SantaIsAnAnagramOfSatan · 10/01/2012 17:25

incidentally there seem to be zero jobs on tes for my area these days. glad i'm not looking for a post.

mrz · 10/01/2012 17:40

there seem to be hundreds of primary teachers applying for a single post if my experience is anything to go by and to be honest it's difficult to find a suitable candidate from all that choice when short listing ...

fuzzpig · 10/01/2012 17:44

A friend of mine only got QTS a couple of years ago and is already supervising a student Confused

Didn't realise the difference in pay was so big, I must admit.

Are they really only using TAs EVERY afternoon? I could understand once a week.

fuzzpig · 10/01/2012 17:48

So mrz if you had a massive list of applicants, and would not be able to go through every form in detail, what would you use to narrow it down quickly? What would instantly make you chuck one away, or put it on the short list?

I'm assuming you don't just pick out of a hat :o

Feenie · 10/01/2012 17:53

When I shortlisted for a teaching post recently, it was easy to get down from 183 to 40 just going on punctuation and spelling alone. Hmm

pugsandseals · 10/01/2012 18:01

Same position here Glama Sad

I keep wondering if it is legal to leave the current salary section of an application form blank and let them decide for themselves how much to offer you!

People specialising in non-core areas are even worse off than you though Sad

nailak · 10/01/2012 18:02

Can you carry on with professional training? Try volunteering alongside doing an nvqh? Then apply for head of year, deputy, or assistant headships?

fuzzpig · 10/01/2012 18:07

I was wondering if that might be a huge factor feenie :o

cyb · 10/01/2012 18:09

Is it worth approaching the governors at the schools you are interested in working in?

JinglingAllTheWay · 10/01/2012 18:09

Could you maybe try and set up a small pre school or something? Never tried so don't know how hard it is or what sort of money you might make.

mrz · 10/01/2012 18:10

Similar position Feenie
We excluded all applications with spelling and grammar errors which left surprisingly few to read in detail and we struggled to find candidates who had read the job specification when writing their supporting letters.

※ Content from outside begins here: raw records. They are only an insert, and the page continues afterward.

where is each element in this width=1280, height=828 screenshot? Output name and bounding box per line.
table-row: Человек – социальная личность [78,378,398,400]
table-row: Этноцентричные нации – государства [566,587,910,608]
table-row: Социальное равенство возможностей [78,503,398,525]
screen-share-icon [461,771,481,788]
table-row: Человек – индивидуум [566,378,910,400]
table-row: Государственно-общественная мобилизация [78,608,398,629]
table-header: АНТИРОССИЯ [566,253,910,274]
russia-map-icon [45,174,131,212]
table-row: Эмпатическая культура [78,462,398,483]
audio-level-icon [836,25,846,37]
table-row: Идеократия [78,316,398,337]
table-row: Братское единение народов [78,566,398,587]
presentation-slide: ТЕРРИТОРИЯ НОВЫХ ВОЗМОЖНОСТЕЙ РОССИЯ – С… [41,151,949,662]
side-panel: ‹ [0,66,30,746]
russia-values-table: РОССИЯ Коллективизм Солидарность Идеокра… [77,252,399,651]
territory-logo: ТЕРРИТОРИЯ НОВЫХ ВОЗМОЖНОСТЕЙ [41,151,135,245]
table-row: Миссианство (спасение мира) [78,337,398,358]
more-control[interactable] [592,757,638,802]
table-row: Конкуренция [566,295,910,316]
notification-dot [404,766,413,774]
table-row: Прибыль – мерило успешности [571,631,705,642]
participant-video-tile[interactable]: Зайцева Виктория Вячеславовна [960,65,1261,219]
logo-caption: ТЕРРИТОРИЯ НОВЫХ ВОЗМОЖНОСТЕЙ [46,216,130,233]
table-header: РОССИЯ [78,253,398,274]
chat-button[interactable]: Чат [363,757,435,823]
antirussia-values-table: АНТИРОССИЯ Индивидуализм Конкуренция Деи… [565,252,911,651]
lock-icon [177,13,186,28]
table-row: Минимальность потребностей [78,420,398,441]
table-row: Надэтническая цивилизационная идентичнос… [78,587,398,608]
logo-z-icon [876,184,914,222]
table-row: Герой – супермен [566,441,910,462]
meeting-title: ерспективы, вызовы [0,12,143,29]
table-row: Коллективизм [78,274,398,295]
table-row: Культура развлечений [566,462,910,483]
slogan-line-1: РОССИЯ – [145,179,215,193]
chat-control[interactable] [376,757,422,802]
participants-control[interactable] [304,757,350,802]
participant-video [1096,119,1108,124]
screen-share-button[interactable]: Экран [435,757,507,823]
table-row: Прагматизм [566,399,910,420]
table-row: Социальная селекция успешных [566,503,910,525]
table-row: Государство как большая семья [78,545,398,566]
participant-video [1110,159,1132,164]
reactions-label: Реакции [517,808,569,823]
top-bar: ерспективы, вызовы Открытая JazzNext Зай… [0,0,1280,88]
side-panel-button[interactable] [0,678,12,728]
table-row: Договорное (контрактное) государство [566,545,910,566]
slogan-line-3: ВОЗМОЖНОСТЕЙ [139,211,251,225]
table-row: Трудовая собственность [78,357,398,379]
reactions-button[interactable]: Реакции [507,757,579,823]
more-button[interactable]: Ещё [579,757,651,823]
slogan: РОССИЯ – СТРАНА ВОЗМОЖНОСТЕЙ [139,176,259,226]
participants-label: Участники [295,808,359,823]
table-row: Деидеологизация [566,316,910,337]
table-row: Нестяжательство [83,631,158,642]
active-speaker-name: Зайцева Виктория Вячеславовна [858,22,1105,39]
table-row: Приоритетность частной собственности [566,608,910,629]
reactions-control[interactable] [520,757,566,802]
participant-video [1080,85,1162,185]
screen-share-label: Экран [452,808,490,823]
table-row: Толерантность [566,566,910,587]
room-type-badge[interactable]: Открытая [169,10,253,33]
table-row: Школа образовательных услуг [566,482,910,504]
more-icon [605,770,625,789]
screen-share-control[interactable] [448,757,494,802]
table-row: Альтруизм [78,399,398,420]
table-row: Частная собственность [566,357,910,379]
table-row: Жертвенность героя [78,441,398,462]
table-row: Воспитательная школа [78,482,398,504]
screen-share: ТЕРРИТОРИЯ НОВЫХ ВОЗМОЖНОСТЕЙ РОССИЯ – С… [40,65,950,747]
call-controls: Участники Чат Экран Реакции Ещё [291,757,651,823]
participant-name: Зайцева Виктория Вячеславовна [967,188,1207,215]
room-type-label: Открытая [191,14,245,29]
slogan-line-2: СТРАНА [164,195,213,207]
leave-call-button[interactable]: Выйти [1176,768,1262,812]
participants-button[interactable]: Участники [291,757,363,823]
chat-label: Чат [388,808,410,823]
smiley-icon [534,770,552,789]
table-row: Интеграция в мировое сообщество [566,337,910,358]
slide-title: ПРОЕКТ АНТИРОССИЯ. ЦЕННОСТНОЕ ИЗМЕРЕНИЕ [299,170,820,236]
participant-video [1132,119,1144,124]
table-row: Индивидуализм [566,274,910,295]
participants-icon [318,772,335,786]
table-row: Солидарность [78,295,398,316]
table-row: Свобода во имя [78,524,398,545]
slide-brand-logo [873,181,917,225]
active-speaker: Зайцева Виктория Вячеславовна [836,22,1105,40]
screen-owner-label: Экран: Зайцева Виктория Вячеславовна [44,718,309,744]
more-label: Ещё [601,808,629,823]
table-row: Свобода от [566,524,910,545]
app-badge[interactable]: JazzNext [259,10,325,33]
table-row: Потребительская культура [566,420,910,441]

AriesWithBellsOn · 10/01/2012 18:16

I have every sympathy, OP. Children's education is suffering as a result of this.

In my last year of teaching in a two form entry junior school we had three positions come up when there were three retirements. Each of these was filled by an NQT. The children suffered as a result. I would be the last person to blame it on the NQTs, but it was true. And all because of money Angry

hocuspontas · 10/01/2012 18:17

Out of interest, is there a limit to how many NQTs a school can have? Every time a teacher leaves at my school we employ an NQT but we've never had to employ more than one person in a school year.

hocuspontas · 10/01/2012 18:18

Oh, you've just answered my question Aries!

snowball3 · 10/01/2012 18:19

Teachers cannot be paid a salary lower than their current scale point whether they want to be or not. So offering to take a reduction in salary to secure a post is actually against the "rules"

Feenie · 10/01/2012 18:25

The governor I shortlisted with, who is an ex-head Hmm actually got shirty with me and said 'we're not supposed to be marking them'. Shock

I may have ranted slightly Blush at the suggestion that a teaching candidate's application should be anything short of flipping PERFECT but at least she didn't argue after that.